Professor Mark Bellis, who is head of the Centre for Public Health at Liverpool John Moores University Drugs and contributed to the report, said that cocaine, which can prolong sex, increase the likelihood of abrasions and disease.

According to Bellis, in a single act of unprotected sex with an infected partner, adolescent girls have a 50 per cent chance of contracting gonorrhoea, a 30 per cent chance of genital herpes and a one per cent chance of acquiring HIV.

Anne Weyman, a vice-chair on the independent advisory group and CEO of the FPA, said: "We need to look at it from young people's point of view. They see around them this culture of celebrities, in the newspapers, around sex and drugs, alcohol, all being brought together, and they're not being given alongside that the information and the education they need to handle issues like drugs and alcohol and sex as they're growing up."

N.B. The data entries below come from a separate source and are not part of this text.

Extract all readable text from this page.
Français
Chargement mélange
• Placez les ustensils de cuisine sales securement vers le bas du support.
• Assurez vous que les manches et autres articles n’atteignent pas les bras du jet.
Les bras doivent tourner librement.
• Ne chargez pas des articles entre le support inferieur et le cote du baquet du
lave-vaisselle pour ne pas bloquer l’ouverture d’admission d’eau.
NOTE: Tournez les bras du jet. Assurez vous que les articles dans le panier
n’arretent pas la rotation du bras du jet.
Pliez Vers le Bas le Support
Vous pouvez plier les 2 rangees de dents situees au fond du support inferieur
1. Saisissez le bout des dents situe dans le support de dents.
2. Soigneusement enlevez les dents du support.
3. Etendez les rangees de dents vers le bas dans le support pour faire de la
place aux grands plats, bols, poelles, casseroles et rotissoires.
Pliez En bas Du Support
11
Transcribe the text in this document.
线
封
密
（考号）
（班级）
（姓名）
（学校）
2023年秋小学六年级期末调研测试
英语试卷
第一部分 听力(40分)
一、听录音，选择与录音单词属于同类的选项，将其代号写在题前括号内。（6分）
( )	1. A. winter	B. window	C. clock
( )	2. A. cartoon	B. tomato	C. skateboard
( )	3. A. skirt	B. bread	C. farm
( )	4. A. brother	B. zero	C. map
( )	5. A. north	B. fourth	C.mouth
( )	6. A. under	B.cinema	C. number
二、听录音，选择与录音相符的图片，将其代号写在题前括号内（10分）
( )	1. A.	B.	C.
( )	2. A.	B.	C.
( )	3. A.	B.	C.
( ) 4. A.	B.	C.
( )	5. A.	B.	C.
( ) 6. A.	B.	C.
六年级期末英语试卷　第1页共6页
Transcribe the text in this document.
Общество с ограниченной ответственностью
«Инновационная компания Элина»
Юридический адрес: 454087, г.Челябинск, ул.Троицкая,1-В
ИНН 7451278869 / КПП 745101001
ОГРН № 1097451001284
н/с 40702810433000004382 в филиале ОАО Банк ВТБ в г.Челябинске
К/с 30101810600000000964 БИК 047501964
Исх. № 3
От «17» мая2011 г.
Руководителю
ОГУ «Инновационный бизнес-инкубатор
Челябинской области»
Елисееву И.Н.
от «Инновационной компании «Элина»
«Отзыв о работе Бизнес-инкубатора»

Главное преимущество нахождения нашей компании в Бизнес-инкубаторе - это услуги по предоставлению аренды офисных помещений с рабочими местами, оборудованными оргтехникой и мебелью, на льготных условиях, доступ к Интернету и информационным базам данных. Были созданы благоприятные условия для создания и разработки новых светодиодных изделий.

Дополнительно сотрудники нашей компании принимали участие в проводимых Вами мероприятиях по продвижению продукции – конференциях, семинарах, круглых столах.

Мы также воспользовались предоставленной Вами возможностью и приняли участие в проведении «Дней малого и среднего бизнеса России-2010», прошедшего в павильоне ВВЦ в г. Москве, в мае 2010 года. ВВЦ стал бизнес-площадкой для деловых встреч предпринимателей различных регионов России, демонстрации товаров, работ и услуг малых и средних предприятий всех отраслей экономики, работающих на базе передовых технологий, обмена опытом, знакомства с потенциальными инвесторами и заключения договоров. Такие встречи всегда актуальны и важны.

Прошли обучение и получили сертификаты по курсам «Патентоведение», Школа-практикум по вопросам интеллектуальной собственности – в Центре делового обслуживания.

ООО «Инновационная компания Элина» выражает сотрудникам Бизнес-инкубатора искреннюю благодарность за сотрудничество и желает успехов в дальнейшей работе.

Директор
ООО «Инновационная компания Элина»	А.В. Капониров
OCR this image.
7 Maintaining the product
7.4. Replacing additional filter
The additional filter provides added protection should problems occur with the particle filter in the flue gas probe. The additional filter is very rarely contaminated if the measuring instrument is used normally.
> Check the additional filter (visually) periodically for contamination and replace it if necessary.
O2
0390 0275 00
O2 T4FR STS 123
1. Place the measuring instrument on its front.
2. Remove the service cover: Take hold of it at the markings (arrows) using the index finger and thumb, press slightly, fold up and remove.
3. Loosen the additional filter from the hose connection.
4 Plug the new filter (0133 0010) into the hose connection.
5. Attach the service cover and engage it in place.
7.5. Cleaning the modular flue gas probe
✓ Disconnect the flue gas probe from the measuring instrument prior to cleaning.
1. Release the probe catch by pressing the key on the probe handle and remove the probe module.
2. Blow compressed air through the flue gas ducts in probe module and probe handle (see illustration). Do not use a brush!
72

The advisory group, funded by the Department of Health, claimed restrictions on advertising condoms on television and the lack of compulsory sex education in schools was making the problem worse, adding: "There are restrictions on advertising condoms pre-watershed, and on showing a picture of a condom out of its wrapper. Our young people are therefore receiving distorted messages."

The UK Department of Health said the issue of sexual health has been one of its top priorities and recent statistics showed the lowest levels of teenage pregnancies since 1993.